I'm using an article by Paul Draper in one of my classes. He describes himself as an agnostic. He said something that caught my attention:
"Plantinga himself emphasizes that he cannot prove his position; his goal is just to show that the existence of such evidence [for God's existence] is epistemically possible and that, if (Christian) theism is true, then it is likely that many theists know that God exists because of such evidence . . . The skeptical souls have little choice but to do their best objectively to assess the available evidence. . . Notice also that for them, indeed for anyone who doubts that God exists, it doesn't help to be told by Plantinga that, if God does exist, then some or even most theists probably know he does!"
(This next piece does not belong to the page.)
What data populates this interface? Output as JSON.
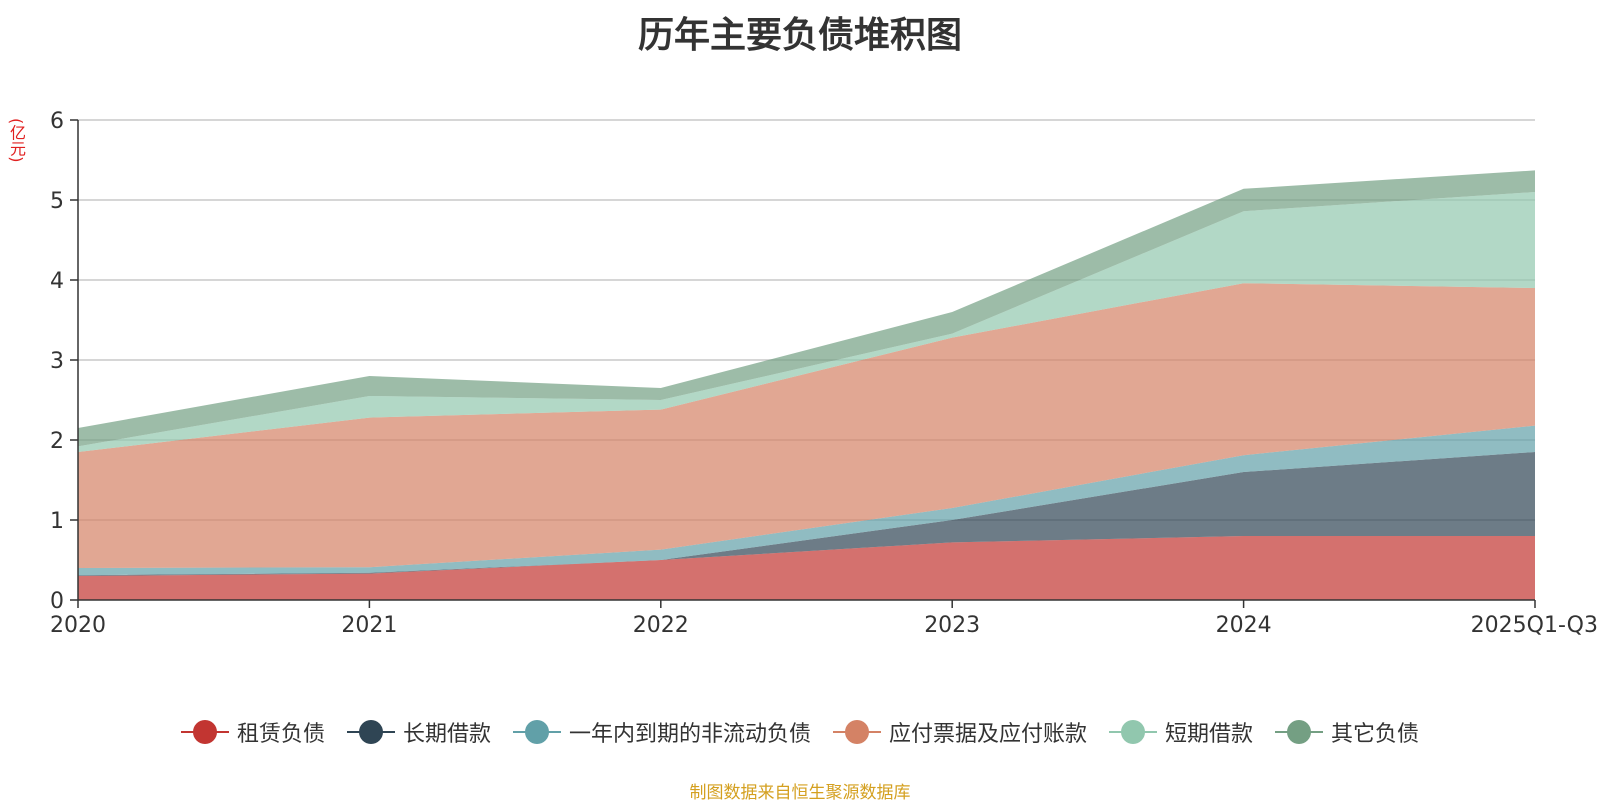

Oxford Handbook of Philosophical Theology, 348-9
Tuesday, May 19, 2015
I just saw a presentation by James Caesar, professor of political science at University of Virginia, Michael Moreland, dean of law at Villanova, and Christopher Tollefsen, professor of philosophy at University of South Carolina. It was about free speech. Some of what they said is that speech is teleological, aiming at the logos. Speech has as its goal communication of the truth. If truth is not a common goal then communication is not possible and speech loses its purpose. As such speech and communication assume reason and rationality. We are no longer able to communicate with one another when we undermine the basis for communication. A community of inquiry presupposes both the common goal of truth and the necessary preconditions for truth. It is on the basis of affirming these that we can then proceed together in the pursuit of truth.